170-year-old grievances settled in Parliament

Historical grievances nearly 170 years old are being settled in Parliament today. Photo / Mark Mitchell
Historical grievances nearly 170 years old are being settled in Parliament today. Photo / Mark Mitchell

Historical grievances nearly 170 years old are being settled in Parliament today as three major Treaty bills are passed into law.

Ngaruahine, Te Atiawa and Taranaki iwi are all hearing the final readings of their settlement bills this morning. The agreements are worth around $225 million in total.

Among the atrocities being recognised by the Crown is an infamous attack on a pacifist settlement at Parihaka in 1881, where Maori leaders Te Whiti and Kohu had led a non-violent resistance against land confiscations.

Introducing the bills in the House, Treaty Negotiations Minister Chris Finlayson said they addressed "some of the gravest moments in our country's history".

He said the legislation would "hopefully pave the way for a positive future for the iwi of Taranaki".

"You and your tupuna have fought for over 170 years to reach this point."

Te Korowai o Ngaruahine Trust chairman Will Edwards said his iwi's colonial history was one of trauma and deprivation at the hands of the Crown.

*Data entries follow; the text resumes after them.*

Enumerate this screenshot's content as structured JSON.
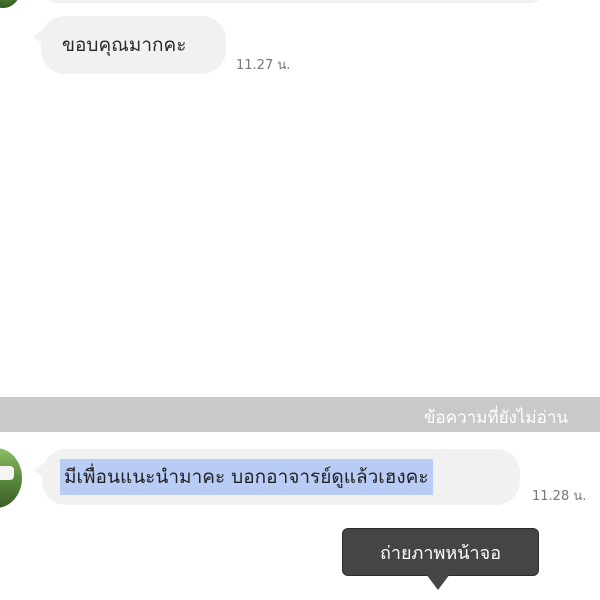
{
  "chat": {
    "messages": [
      {
        "text": "ขอบคุณมากคะ",
        "time": "11.27 น."
      },
      {
        "text": "มีเพื่อนแนะนำมาคะ บอกอาจารย์ดูแล้วเฮงคะ",
        "time": "11.28 น."
      }
    ],
    "unread_divider": "ข้อความที่ยังไม่อ่าน"
  },
  "tooltip": {
    "label": "ถ่ายภาพหน้าจอ"
  },
  "colors": {
    "bubble": "#f1f1f2",
    "divider": "#c9c9c9",
    "selection": "#b8ccf6",
    "tooltip": "#454546"
  },
  "icons": {
    "avatar_top": "avatar",
    "avatar_bottom": "avatar"
  }
}
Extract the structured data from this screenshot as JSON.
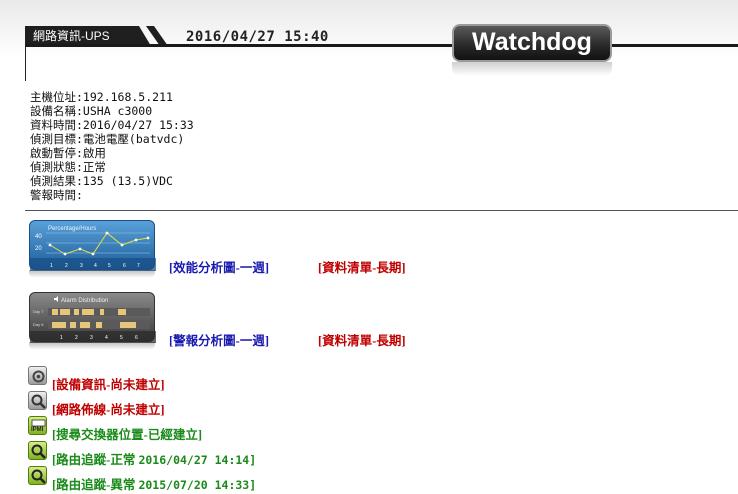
{
  "header": {
    "tab_label": "網路資訊-UPS",
    "datetime": "2016/04/27 15:40",
    "logo": "Watchdog"
  },
  "info": {
    "rows": [
      "主機位址:192.168.5.211",
      "設備名稱:USHA c3000",
      "資料時間:2016/04/27 15:33",
      "偵測目標:電池電壓(batvdc)",
      "啟動暫停:啟用",
      "偵測狀態:正常",
      "偵測結果:135 (13.5)VDC",
      "警報時間:"
    ]
  },
  "perf_chart": {
    "title": "Percentage/Hours",
    "yticks": [
      "40",
      "20"
    ],
    "xticks": [
      "1",
      "2",
      "3",
      "4",
      "5",
      "6",
      "7"
    ],
    "link_chart": "[效能分析圖-一週]",
    "link_list": "[資料清單-長期]"
  },
  "alarm_chart": {
    "title": "Alarm Distribution",
    "rows": [
      "Day 7",
      "Day 6"
    ],
    "xticks": [
      "1",
      "2",
      "3",
      "4",
      "5",
      "6"
    ],
    "link_chart": "[警報分析圖-一週]",
    "link_list": "[資料清單-長期]"
  },
  "status_links": [
    {
      "icon": "gear-icon",
      "label": "[設備資訊-尚未建立]",
      "time": "",
      "color": "red"
    },
    {
      "icon": "magnifier-icon",
      "label": "[網路佈線-尚未建立]",
      "time": "",
      "color": "red"
    },
    {
      "icon": "ipmi-icon",
      "label": "[搜尋交換器位置-已經建立]",
      "time": "",
      "color": "green"
    },
    {
      "icon": "route-trace-icon",
      "label": "[路由追蹤-正常",
      "time": "2016/04/27 14:14]",
      "color": "green"
    },
    {
      "icon": "route-trace-icon",
      "label": "[路由追蹤-異常",
      "time": "2015/07/20 14:33]",
      "color": "green"
    }
  ],
  "colors": {
    "link_blue": "#1a1ab0",
    "link_red": "#c00000",
    "link_green": "#1a8a1a"
  }
}
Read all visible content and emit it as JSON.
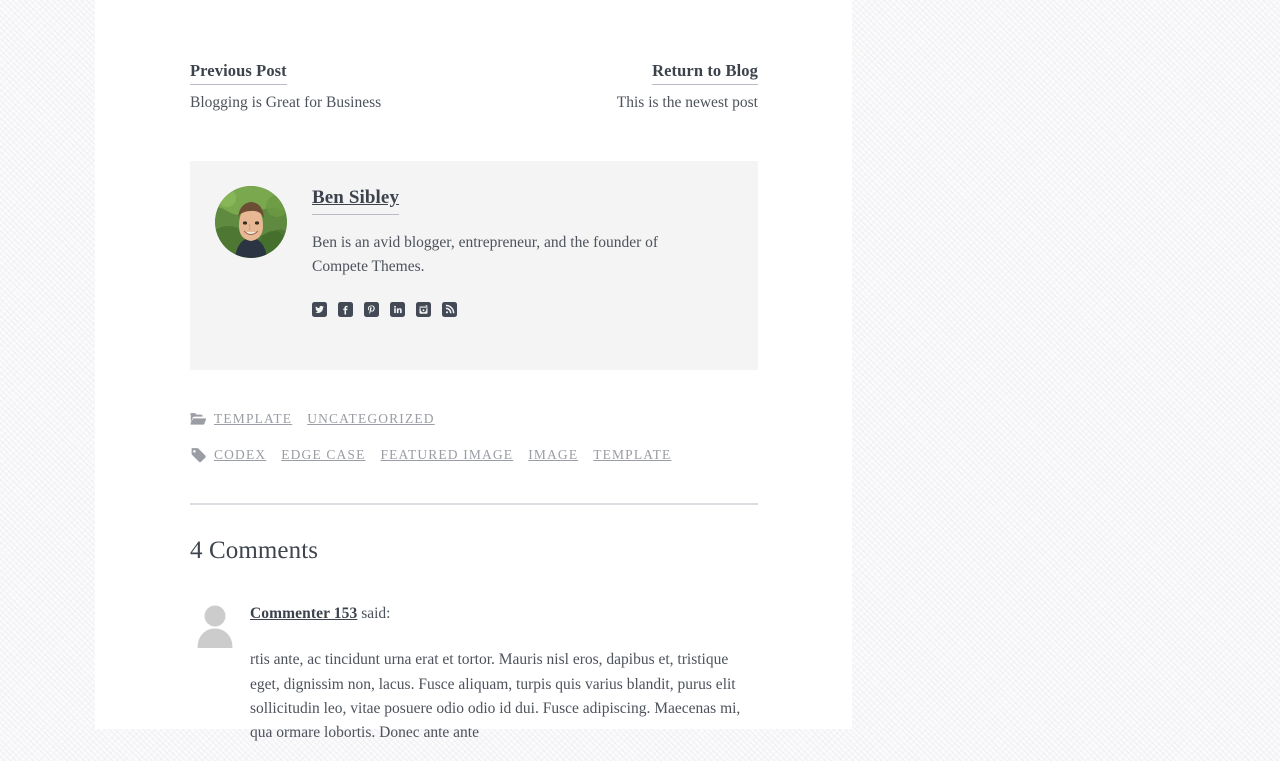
{
  "post_navigation": {
    "previous": {
      "label": "Previous Post",
      "title": "Blogging is Great for Business"
    },
    "next": {
      "label": "Return to Blog",
      "title": "This is the newest post"
    }
  },
  "author_box": {
    "avatar_alt": "Ben Sibley",
    "name": "Ben Sibley",
    "bio": "Ben is an avid blogger, entrepreneur, and the founder of Compete Themes.",
    "social_links": [
      {
        "name": "twitter-icon",
        "label": "Twitter"
      },
      {
        "name": "facebook-icon",
        "label": "Facebook"
      },
      {
        "name": "pinterest-icon",
        "label": "Pinterest"
      },
      {
        "name": "linkedin-icon",
        "label": "LinkedIn"
      },
      {
        "name": "instagram-icon",
        "label": "Instagram"
      },
      {
        "name": "rss-icon",
        "label": "RSS"
      }
    ],
    "background_color": "#f4f4f5",
    "icon_color": "#434a55"
  },
  "entry_meta": {
    "categories": {
      "icon": "folder-open-icon",
      "items": [
        "Template",
        "Uncategorized"
      ]
    },
    "tags": {
      "icon": "tag-icon",
      "items": [
        "Codex",
        "Edge Case",
        "Featured Image",
        "Image",
        "Template"
      ]
    },
    "color": "#9a9da4"
  },
  "comments": {
    "heading": "4 Comments",
    "count": 4,
    "items": [
      {
        "author": "Commenter 153",
        "said_label": "said:",
        "avatar": "default-gravatar",
        "text": "rtis ante, ac tincidunt urna erat et tortor. Mauris nisl eros, dapibus et, tristique eget, dignissim non, lacus. Fusce aliquam, turpis quis varius blandit, purus elit sollicitudin leo, vitae posuere odio odio id dui. Fusce adipiscing. Maecenas mi, qua ormare lobortis. Donec ante ante"
      }
    ]
  },
  "theme": {
    "page_background": "#ffffff",
    "body_background": "#fbfbfc",
    "text_color": "#4d525b",
    "heading_color": "#3d434d",
    "divider_color": "#dcdce2"
  }
}
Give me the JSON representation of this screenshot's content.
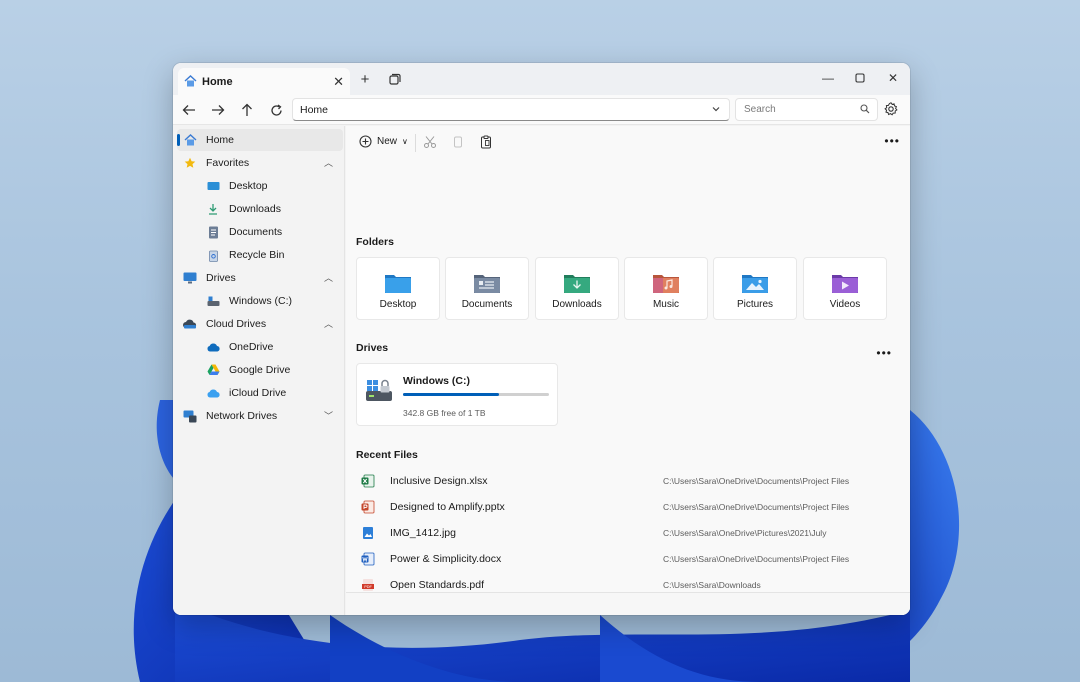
{
  "tab": {
    "label": "Home"
  },
  "address": {
    "path": "Home"
  },
  "search": {
    "placeholder": "Search"
  },
  "sidebar": {
    "home": "Home",
    "favorites": {
      "label": "Favorites",
      "items": [
        "Desktop",
        "Downloads",
        "Documents",
        "Recycle Bin"
      ]
    },
    "drives": {
      "label": "Drives",
      "items": [
        "Windows (C:)"
      ]
    },
    "cloud": {
      "label": "Cloud Drives",
      "items": [
        "OneDrive",
        "Google Drive",
        "iCloud Drive"
      ]
    },
    "network": {
      "label": "Network Drives"
    }
  },
  "commandbar": {
    "new_label": "New"
  },
  "sections": {
    "folders": "Folders",
    "drives": "Drives",
    "recent": "Recent Files"
  },
  "folders": [
    {
      "label": "Desktop",
      "color": "#2b8fd6"
    },
    {
      "label": "Documents",
      "color": "#6c7d95"
    },
    {
      "label": "Downloads",
      "color": "#2e9b73"
    },
    {
      "label": "Music",
      "color": "#d9735a"
    },
    {
      "label": "Pictures",
      "color": "#2d8fd8"
    },
    {
      "label": "Videos",
      "color": "#8a52c8"
    }
  ],
  "drive": {
    "name": "Windows (C:)",
    "free": "342.8 GB free of 1 TB",
    "used_fraction": 0.66
  },
  "recent": [
    {
      "name": "Inclusive Design.xlsx",
      "path": "C:\\Users\\Sara\\OneDrive\\Documents\\Project Files",
      "icon": "excel-icon"
    },
    {
      "name": "Designed to Amplify.pptx",
      "path": "C:\\Users\\Sara\\OneDrive\\Documents\\Project Files",
      "icon": "powerpoint-icon"
    },
    {
      "name": "IMG_1412.jpg",
      "path": "C:\\Users\\Sara\\OneDrive\\Pictures\\2021\\July",
      "icon": "image-file-icon"
    },
    {
      "name": "Power & Simplicity.docx",
      "path": "C:\\Users\\Sara\\OneDrive\\Documents\\Project Files",
      "icon": "word-icon"
    },
    {
      "name": "Open Standards.pdf",
      "path": "C:\\Users\\Sara\\Downloads",
      "icon": "pdf-icon"
    }
  ],
  "colors": {
    "accent": "#005fb8"
  }
}
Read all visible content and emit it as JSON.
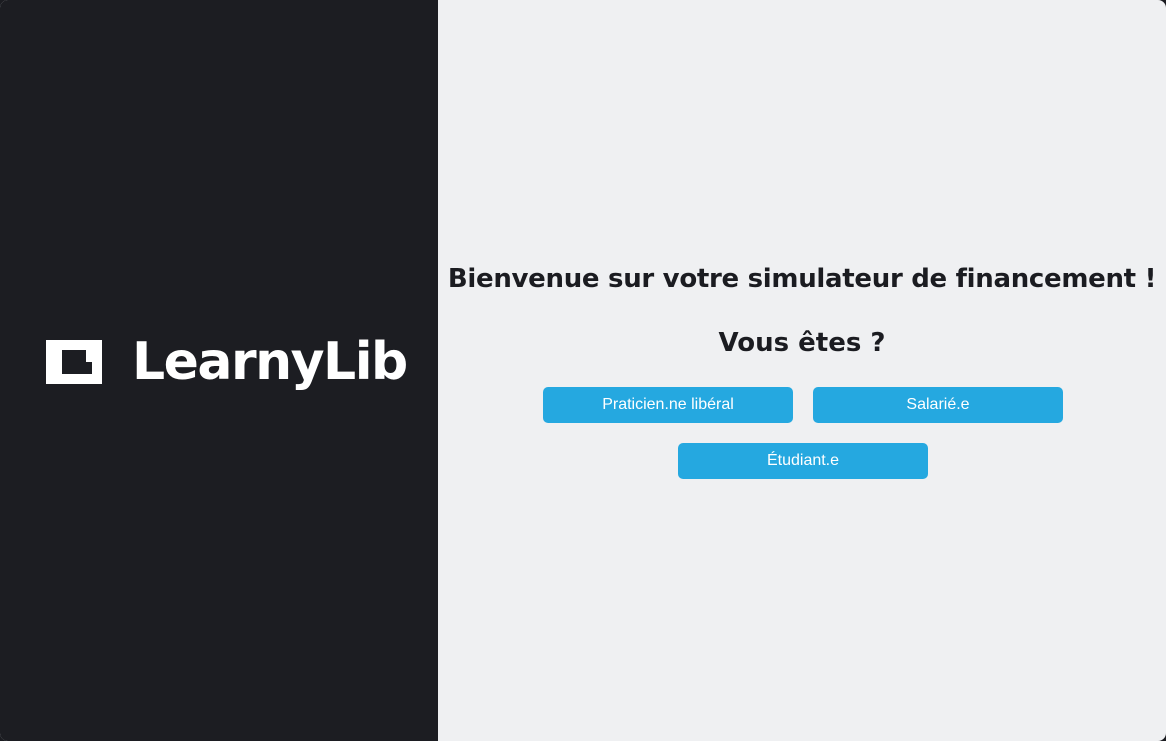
{
  "brand": {
    "name": "LearnyLib",
    "icon": "learnylib-logo-icon"
  },
  "main": {
    "welcome": "Bienvenue sur votre simulateur de financement !",
    "question": "Vous êtes ?",
    "options": {
      "liberal": "Praticien.ne libéral",
      "salarie": "Salarié.e",
      "etudiant": "Étudiant.e"
    }
  },
  "colors": {
    "sidebar_bg": "#1c1d22",
    "main_bg": "#eff0f2",
    "accent": "#25a8e0",
    "text_dark": "#1b1c21"
  }
}
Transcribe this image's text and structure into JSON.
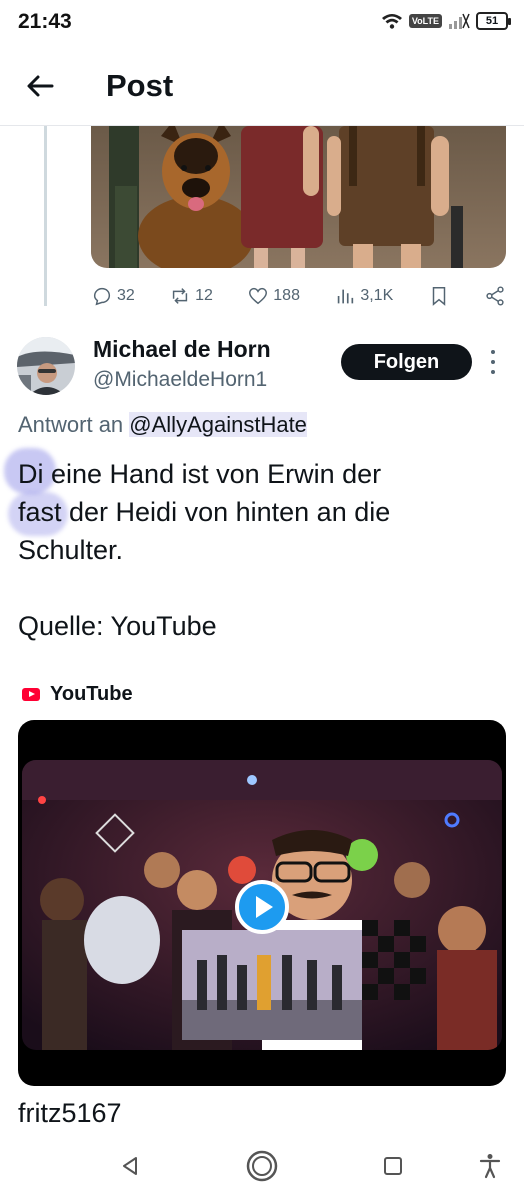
{
  "status_bar": {
    "time": "21:43",
    "network_label": "VoLTE",
    "battery": "51"
  },
  "header": {
    "title": "Post",
    "back_icon": "arrow-left-icon"
  },
  "previous_post": {
    "image_alt": "German shepherd dog with children in traditional clothing",
    "stats": {
      "replies": "32",
      "reposts": "12",
      "likes": "188",
      "views": "3,1K"
    }
  },
  "reply": {
    "author_name": "Michael de Horn",
    "author_handle": "@MichaeldeHorn1",
    "follow_label": "Folgen",
    "reply_to_prefix": "Antwort an ",
    "reply_to_handle": "@AllyAgainstHate",
    "text": "Di eine Hand ist von Erwin der\nfast der Heidi von hinten an die\nSchulter.\n\nQuelle: YouTube",
    "card": {
      "source": "YouTube"
    }
  },
  "next_post": {
    "author_name": "fritz5167"
  },
  "colors": {
    "accent": "#1d9bf0",
    "youtube_red": "#ff0033",
    "text_primary": "#0f1419",
    "text_secondary": "#536471"
  },
  "nav": {
    "back_icon": "triangle-back-icon",
    "home_icon": "circle-home-icon",
    "recents_icon": "square-recents-icon",
    "accessibility_icon": "accessibility-icon"
  }
}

"Today goes some way towards recognising and redressing that hurt and the wrongs done to our tupuna."

Te Atiawa chairwoman Liana Poutu said the end of the long settlement process was a time to celebrate what had been achieved, in particular the collaboration between the three iwi to reach this point.

Poutu also had strong words for the Crown, referring to recent conflict between iwi and the Government over the Kermadec Ocean Sanctuary.

"We urge the Crown to honour the settlements that have progressed through the House today in the spirit in which they were completed."

The Government has been accused of legislating over a full and final settlement by establishing the marine sanctuary.

Taranaki Iwi Trust chairman Tokatumoana Walden spoke of the challenges of a small iwi negotiating a Treaty settlement, describing it as a "David and Goliath-type setting".

Working alongside two larger iwi had given his iwi "a better chance at doing the best for our people", he said.

Walden also said his iwi had slowed down its settlement process to make sure there was adequate compensation for atrocities committed at Parihaka. The Crown had made progress with compensation in relation to Parihaka, he said. But he was disappointed at delays to a commitment to a national day to commemorate the New Zealand land wars.

On top of the Treaty settlements, the Crown is considering a separate reconciliation package for the Parihaka community.